Leeds is an interesting test-bed for thinking about northern England. It voted by a marginal proportion in favour of Remain at the Brexit referendum in 2016, and is a city divided along class lines, an educated metropolitan demographic coming hard up against a post-industrial working-class similar to that of the so-called ‘left behind’ towns of West Yorkshire that surround it. It is perhaps no coincidence that the Tories have decided to base their future northern operations in Leeds, faced with the fervent hostility of both Manchester and Liverpool. So do these photographs, exhibited in this new context, work to redress these divides, to heal or at least draw attention to the conflicts between these two sides of Leeds, or do they plaster over these cracks? Do they pour salt into these wounds by representing these locations and historical moments as exotic for a student audience?

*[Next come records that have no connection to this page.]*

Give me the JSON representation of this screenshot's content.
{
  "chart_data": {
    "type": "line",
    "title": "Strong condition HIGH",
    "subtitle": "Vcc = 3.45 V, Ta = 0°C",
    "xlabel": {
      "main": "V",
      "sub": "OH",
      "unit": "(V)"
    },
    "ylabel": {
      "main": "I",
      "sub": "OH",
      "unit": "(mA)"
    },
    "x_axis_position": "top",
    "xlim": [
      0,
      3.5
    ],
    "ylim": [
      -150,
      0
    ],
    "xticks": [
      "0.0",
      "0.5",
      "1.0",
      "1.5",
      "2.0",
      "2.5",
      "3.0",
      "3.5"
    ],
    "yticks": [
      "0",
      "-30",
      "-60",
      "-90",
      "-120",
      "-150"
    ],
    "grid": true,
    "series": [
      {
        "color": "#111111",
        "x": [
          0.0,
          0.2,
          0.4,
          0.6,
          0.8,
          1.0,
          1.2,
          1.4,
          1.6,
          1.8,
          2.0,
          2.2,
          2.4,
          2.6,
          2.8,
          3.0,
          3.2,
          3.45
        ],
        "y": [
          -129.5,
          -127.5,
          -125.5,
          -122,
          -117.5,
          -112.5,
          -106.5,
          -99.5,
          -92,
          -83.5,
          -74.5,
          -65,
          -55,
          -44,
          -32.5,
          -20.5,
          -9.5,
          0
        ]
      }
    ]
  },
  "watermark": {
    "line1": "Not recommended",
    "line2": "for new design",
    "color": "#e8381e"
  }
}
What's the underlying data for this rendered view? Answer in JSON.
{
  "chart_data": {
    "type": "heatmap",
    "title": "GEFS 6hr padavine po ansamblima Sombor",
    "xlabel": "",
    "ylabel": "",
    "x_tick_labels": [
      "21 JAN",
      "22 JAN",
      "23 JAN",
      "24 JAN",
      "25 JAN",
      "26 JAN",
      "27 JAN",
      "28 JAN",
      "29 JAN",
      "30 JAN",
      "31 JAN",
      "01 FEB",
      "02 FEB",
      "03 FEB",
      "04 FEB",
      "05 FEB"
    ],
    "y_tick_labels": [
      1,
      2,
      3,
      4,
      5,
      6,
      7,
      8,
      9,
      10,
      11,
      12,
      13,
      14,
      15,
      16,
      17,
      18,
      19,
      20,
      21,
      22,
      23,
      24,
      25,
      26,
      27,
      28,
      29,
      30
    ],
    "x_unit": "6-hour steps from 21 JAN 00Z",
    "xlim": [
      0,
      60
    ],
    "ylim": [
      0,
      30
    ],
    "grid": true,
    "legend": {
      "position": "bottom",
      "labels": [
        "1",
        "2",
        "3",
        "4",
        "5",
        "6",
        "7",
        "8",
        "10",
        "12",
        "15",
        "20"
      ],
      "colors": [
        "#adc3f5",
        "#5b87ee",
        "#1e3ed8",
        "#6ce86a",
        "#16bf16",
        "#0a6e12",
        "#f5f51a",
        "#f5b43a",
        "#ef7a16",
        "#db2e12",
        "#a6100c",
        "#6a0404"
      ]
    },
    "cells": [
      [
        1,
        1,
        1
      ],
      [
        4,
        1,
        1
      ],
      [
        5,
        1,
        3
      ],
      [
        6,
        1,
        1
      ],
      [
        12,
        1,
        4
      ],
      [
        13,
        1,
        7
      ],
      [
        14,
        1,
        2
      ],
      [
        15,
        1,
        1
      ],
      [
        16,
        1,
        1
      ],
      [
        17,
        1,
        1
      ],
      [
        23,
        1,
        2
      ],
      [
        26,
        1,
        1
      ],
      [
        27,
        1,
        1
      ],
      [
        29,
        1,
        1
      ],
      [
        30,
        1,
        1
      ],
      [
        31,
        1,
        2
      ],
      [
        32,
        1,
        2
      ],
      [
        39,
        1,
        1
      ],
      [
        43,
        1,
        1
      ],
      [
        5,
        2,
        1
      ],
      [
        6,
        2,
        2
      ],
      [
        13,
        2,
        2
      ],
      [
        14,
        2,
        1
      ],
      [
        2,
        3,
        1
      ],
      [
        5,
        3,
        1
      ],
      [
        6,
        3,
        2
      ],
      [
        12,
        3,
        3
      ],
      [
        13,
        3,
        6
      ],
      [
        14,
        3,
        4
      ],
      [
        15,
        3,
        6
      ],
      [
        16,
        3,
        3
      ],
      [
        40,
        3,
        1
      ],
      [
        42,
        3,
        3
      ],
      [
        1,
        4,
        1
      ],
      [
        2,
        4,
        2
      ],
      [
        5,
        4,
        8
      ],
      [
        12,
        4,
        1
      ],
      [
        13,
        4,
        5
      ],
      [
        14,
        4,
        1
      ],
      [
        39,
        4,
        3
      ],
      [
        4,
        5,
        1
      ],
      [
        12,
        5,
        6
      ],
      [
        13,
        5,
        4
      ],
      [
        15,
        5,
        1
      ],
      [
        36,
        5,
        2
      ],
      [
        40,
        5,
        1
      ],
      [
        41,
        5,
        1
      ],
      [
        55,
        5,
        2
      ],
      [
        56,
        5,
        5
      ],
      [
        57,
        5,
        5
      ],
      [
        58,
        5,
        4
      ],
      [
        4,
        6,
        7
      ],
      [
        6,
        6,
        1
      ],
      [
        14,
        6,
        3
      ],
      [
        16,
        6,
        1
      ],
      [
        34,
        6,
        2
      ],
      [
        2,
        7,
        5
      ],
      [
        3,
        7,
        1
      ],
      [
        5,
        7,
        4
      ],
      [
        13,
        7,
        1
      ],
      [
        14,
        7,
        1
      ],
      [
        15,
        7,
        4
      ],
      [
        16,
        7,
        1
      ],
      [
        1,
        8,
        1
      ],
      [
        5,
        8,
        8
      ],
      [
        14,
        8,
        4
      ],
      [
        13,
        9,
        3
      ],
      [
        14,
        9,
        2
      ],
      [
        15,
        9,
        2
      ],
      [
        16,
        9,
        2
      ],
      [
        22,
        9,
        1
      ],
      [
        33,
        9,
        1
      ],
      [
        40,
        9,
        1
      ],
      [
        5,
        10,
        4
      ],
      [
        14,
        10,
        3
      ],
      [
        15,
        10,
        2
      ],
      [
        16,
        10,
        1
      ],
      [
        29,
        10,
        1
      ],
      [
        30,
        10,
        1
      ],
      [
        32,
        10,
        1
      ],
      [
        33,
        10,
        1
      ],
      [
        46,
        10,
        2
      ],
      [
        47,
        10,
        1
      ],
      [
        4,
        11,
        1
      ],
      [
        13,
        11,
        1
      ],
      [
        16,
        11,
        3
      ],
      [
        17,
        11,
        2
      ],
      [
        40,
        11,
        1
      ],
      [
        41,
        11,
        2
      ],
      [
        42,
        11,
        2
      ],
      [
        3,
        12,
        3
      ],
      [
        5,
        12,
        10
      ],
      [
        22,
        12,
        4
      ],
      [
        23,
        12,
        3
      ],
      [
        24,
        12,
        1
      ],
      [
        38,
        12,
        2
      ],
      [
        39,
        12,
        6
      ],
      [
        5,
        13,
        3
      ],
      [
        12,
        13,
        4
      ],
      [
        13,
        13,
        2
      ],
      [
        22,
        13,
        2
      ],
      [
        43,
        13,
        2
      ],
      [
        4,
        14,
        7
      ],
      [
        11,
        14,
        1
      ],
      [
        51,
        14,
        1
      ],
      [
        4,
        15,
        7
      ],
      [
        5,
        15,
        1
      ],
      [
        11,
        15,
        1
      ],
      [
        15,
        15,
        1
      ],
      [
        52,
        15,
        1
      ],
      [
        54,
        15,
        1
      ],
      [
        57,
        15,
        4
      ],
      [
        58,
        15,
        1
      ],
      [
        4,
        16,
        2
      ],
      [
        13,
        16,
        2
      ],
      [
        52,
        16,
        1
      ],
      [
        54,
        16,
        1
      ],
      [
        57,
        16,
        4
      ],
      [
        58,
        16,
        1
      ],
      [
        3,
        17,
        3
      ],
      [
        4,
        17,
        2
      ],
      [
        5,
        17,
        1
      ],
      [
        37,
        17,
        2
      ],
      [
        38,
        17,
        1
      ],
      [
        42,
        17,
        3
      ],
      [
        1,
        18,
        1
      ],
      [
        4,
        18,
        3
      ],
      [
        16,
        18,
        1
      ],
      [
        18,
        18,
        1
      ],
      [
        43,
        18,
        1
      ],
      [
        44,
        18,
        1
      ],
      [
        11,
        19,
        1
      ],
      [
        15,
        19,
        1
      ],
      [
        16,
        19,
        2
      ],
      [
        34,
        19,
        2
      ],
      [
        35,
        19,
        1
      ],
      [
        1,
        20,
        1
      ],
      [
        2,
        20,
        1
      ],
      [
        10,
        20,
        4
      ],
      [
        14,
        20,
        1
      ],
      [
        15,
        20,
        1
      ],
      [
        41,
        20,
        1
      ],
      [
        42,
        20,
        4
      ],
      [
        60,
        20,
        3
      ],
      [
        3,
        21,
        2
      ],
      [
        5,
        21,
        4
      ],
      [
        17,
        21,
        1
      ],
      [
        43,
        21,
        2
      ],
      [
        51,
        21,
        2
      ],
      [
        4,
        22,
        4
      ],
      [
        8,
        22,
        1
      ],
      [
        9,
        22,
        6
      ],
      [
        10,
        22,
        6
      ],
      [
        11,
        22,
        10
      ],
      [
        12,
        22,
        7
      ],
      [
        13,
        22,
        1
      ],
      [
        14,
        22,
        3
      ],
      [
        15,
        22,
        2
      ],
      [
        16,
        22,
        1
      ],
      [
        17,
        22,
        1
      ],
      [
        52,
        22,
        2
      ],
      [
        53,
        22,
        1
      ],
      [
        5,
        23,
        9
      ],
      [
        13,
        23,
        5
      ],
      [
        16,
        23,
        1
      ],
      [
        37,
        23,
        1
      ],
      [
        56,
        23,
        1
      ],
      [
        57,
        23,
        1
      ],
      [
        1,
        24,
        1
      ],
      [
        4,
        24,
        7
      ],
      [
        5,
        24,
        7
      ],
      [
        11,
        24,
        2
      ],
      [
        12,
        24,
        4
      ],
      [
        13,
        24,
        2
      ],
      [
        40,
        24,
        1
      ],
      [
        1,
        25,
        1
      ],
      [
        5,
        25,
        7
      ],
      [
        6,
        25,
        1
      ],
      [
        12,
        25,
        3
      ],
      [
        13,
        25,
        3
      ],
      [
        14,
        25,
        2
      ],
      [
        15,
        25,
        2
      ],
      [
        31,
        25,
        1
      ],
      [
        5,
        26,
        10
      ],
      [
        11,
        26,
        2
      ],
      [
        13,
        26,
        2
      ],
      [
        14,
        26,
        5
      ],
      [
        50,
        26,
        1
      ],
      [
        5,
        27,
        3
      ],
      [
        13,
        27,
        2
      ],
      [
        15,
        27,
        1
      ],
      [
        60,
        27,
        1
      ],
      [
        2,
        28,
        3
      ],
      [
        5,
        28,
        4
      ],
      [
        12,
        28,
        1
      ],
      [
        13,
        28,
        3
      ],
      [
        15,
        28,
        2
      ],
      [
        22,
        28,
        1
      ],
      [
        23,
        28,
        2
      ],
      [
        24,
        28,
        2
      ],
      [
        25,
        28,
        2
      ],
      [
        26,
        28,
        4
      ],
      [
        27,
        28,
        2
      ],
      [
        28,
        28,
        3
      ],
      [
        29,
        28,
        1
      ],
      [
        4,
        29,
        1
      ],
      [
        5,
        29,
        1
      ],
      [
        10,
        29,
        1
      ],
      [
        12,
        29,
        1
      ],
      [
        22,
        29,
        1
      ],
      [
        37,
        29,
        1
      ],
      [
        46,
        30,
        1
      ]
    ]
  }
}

Perhaps this is what is troubling about these photographs’ new context. We are supposed to read the images as a part of what Harun Farocki called a ‘soft montage’ with the contemporary world we walk through, not simply as a window onto an old world to disappear into. This may be what happens to older viewers like me – the photographs allow us to give ourselves over to that old leftist melancholic introspection. But we really need to think about what these images say about the present day. They remind us that the city is built and rebuilt by us, not just those wider forces of commerce and industry and council planners. They remind us that the city is as much an idea as it is about solid built form, and that ideas are fluid and changeable. They remind us that the present moment is most important, that the ordinary can be extraordinary, and that we simply need the perspective on the ordinary that time and reflection might allow us.

Credit: Aidan Winterburn.

The Leeds of these photographs is one that was poorer but more dynamic, where opportunities existed because the cracks were larger and more visible. It was a Leeds that had a sense of its own identity rather than one outsourced and hawked around property developers, marketing and PR companies, with their new plans for Quarry Hill as the embarrassingly named ’SOYO’ (South of York Road). Perhaps these images should be a call to arms for a new Leeds that is based on the bravery of looking forwards, past the lowered horizons of the pandemic which has exacerbated our isolation, our atomisation and our longing for the past, to remake a city that truly represents those on its margins and in its peripheries.